当她睁开眼时,灿若繁星的眼眸仿佛映照了整个世界所有的光辉。
杜珣无视了身边女人不满的神情,在原地驻足片刻,静静听完她的演奏。
在她站起身向一旁的红发女人示意时,他像是被迷惑了一般,情不自禁地走上前去。
“你好,请问你是这里的工作人员吗?”他近距离地看着少女脸颊上的细细绒毛,声音都放轻了几分,“我叫杜珣,能给我一个联系方式吗?”
童遐迩略微侧着脑袋,疑惑地看着这个突然出现在自己身前的英俊男人。
虽然穿着成熟的服饰,但他的气质却透露着年轻人特有的锋芒,就连上前来的举动也透着一股直白的闯劲。
她在心中猜测,这人应该也就是大学刚毕业的年龄。
“不好意思,我是这里的顾客,”童遐迩对他点点头,温软的语气不带尖锐地拒绝了他,“我哥哥在等我,我先过去了。”
说完,她绕过身前的男人,走回了自己的位置。
杜珣望着她裹在丝绒长裙里的背影,眼看着她走到一个男人的对面坐下——那个男人他竟然还认识。杜珣想要迈开脚步跟上去,身边的女人却拽住了他的衣袖。
他回过神来,与她一起跟着侍者走到自己预订的位置上坐下。
妆容精致的女人满脸怒色,却还保持着基本的修养没有让外人看笑话,只是低声斥责他:“杜珣,我还在这里站着你就敢去找别人搭讪,你把我当什么了?”

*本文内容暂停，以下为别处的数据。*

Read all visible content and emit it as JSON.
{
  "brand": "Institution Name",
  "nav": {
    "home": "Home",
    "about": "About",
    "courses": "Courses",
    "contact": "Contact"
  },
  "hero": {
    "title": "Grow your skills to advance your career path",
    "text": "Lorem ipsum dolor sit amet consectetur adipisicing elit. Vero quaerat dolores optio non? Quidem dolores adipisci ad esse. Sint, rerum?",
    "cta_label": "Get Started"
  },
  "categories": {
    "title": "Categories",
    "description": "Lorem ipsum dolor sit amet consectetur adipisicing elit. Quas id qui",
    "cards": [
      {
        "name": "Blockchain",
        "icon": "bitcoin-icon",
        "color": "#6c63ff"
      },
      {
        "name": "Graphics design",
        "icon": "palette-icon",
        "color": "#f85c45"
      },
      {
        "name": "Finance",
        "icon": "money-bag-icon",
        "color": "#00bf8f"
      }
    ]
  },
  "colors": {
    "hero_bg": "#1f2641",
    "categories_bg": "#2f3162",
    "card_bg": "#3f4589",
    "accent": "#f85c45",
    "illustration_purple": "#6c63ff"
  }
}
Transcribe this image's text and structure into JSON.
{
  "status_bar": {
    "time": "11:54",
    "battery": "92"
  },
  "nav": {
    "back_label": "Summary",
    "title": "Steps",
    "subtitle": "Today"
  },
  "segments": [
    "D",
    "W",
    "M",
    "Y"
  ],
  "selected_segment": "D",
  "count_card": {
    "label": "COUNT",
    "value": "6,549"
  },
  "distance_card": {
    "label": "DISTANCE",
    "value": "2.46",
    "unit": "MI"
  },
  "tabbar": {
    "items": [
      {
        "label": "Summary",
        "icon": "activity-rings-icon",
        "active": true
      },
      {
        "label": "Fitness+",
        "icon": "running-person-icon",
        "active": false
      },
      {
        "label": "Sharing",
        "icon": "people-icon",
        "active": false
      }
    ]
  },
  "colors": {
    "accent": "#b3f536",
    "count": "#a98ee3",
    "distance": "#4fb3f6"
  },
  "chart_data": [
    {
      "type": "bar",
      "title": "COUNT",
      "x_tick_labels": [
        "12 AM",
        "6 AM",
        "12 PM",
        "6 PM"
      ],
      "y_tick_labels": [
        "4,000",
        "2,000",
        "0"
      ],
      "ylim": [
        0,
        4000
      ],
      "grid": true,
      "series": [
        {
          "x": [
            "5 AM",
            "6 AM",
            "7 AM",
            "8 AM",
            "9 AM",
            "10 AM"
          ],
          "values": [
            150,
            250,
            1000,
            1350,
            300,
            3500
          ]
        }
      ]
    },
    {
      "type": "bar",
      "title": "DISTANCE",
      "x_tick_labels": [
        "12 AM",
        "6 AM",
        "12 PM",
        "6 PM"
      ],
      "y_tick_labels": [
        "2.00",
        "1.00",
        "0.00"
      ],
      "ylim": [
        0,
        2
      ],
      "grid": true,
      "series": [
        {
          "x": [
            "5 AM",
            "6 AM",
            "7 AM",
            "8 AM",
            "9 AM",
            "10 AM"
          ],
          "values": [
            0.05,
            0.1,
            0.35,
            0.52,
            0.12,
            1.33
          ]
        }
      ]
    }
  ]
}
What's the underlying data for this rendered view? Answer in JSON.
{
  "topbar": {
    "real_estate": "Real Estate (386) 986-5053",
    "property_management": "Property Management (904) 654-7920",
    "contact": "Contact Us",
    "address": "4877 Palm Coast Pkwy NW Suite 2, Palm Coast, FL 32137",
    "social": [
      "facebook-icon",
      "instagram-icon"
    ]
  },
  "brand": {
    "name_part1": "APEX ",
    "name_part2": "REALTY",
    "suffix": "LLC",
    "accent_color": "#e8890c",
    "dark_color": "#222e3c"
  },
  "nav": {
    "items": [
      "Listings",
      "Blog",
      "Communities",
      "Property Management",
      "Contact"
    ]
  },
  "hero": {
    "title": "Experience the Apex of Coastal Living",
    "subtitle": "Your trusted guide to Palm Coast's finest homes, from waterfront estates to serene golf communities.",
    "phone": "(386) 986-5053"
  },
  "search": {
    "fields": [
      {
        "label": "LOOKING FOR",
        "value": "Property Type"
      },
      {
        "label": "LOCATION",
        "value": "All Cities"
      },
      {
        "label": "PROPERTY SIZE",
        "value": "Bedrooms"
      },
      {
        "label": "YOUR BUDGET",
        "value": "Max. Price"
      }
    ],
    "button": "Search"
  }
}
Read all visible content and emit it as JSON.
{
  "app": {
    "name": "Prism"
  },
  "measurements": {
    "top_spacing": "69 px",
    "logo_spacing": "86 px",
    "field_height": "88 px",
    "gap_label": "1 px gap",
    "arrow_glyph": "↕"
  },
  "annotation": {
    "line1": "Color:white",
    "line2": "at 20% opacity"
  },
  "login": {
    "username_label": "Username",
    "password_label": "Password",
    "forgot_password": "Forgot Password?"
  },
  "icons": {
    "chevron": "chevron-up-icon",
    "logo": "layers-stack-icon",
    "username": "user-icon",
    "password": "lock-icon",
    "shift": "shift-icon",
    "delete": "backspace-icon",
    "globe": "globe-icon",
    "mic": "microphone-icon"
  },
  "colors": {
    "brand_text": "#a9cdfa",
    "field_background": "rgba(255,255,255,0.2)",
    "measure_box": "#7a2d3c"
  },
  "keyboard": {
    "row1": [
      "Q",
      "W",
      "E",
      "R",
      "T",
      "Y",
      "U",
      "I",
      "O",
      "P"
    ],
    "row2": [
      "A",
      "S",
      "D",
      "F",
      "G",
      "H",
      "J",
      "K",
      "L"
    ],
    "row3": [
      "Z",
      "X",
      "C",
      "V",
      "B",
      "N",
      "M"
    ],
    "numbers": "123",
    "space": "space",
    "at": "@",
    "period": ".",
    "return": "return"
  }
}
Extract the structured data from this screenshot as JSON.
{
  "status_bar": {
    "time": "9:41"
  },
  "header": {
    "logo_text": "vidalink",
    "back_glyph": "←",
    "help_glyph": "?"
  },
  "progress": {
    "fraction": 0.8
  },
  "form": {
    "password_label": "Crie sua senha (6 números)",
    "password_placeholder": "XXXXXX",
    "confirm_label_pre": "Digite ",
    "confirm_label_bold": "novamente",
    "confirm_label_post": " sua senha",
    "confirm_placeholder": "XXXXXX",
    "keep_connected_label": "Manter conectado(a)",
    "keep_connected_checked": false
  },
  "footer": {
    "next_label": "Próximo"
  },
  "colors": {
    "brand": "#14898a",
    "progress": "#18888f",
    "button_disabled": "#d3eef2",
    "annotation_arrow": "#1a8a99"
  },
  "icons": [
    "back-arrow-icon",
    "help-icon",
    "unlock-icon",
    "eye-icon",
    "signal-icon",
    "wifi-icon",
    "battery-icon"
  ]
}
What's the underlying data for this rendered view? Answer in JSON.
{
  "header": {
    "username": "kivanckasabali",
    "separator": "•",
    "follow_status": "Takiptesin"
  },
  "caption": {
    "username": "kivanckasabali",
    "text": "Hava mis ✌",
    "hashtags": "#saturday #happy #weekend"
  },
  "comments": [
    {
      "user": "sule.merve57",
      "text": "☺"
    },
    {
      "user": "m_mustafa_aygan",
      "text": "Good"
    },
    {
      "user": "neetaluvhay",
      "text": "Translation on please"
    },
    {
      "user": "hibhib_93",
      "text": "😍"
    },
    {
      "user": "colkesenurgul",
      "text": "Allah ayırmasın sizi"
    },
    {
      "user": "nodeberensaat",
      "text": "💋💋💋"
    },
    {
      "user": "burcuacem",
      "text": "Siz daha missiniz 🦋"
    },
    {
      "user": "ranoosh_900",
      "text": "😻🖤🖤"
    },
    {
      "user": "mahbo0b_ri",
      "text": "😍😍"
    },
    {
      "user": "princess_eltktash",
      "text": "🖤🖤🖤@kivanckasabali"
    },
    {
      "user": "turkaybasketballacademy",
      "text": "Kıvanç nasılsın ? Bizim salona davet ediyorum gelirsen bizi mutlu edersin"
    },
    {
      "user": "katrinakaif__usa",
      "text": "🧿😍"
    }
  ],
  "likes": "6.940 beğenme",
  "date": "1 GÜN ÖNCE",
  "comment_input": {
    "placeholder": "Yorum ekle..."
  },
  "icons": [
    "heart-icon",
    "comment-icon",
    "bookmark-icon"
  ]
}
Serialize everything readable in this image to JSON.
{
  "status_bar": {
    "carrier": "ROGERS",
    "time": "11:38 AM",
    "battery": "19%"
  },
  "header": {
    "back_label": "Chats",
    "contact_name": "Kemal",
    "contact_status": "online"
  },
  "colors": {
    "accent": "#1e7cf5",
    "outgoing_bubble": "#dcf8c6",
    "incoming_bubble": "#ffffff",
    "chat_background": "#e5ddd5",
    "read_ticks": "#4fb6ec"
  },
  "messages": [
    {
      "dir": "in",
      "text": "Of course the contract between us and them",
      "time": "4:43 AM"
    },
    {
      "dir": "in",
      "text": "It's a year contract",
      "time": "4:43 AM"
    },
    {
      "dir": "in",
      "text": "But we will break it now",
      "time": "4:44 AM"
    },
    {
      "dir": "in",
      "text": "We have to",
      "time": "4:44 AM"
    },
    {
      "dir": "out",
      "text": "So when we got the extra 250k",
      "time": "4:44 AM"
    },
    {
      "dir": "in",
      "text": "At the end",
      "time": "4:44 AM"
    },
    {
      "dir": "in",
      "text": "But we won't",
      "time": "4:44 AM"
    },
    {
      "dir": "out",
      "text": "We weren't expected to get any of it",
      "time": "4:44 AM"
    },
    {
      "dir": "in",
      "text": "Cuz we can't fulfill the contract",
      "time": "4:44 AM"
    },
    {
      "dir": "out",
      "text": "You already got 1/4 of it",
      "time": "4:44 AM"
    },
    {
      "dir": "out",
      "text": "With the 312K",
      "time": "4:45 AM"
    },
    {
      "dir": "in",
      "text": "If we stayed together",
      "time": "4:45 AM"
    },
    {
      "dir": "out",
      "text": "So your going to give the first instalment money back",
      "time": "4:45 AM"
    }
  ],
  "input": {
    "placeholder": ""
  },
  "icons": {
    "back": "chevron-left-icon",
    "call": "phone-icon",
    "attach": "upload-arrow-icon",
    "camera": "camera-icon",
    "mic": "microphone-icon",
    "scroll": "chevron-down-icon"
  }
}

“我五点到你家楼下,结果你把我甩在门口等了两个小时,请问你又把我当什么了?”
杜珣直视着女人的眼睛,表情不再像刚才那样温和。
他的唇角勾起讽刺的笑:“得了吧张愿,没有外人在,你不用装了。你看不上我,我也看不上你,趁早跟家里说清楚咱俩相看两相厌,对谁都好。”
名叫张愿的女人像是受到了天大的侮辱一般,大红色的指甲直直指着杜珣:“你也配对我说这种话?是老娘看不上你,就你这种……”
张愿组织了一下语言,找到了最能刺伤他的方法:“你连给你哥提鞋都不配!”
“是啊,所以趁早说清楚,我还能帮你跟我哥说说情,说不定他就看上你了呢。”
出乎她的意料,杜珣并没有像从前那样勃然大怒,淡然的眼神像是在看一个跳梁小丑。
“你!”
张愿一拍桌子,直接拎着包站起身,“行,老娘不陪你玩了,滚吧!”
一旁的侍者目睹了两人的争吵,在张愿离开后,他轻声询问:“先生,是否还需要点餐?”
“点,怎么不点。”杜珣的神色开心得很,丝毫没有被女伴甩下的尴尬。
他单手撑着下巴,遥望着另一端的女孩。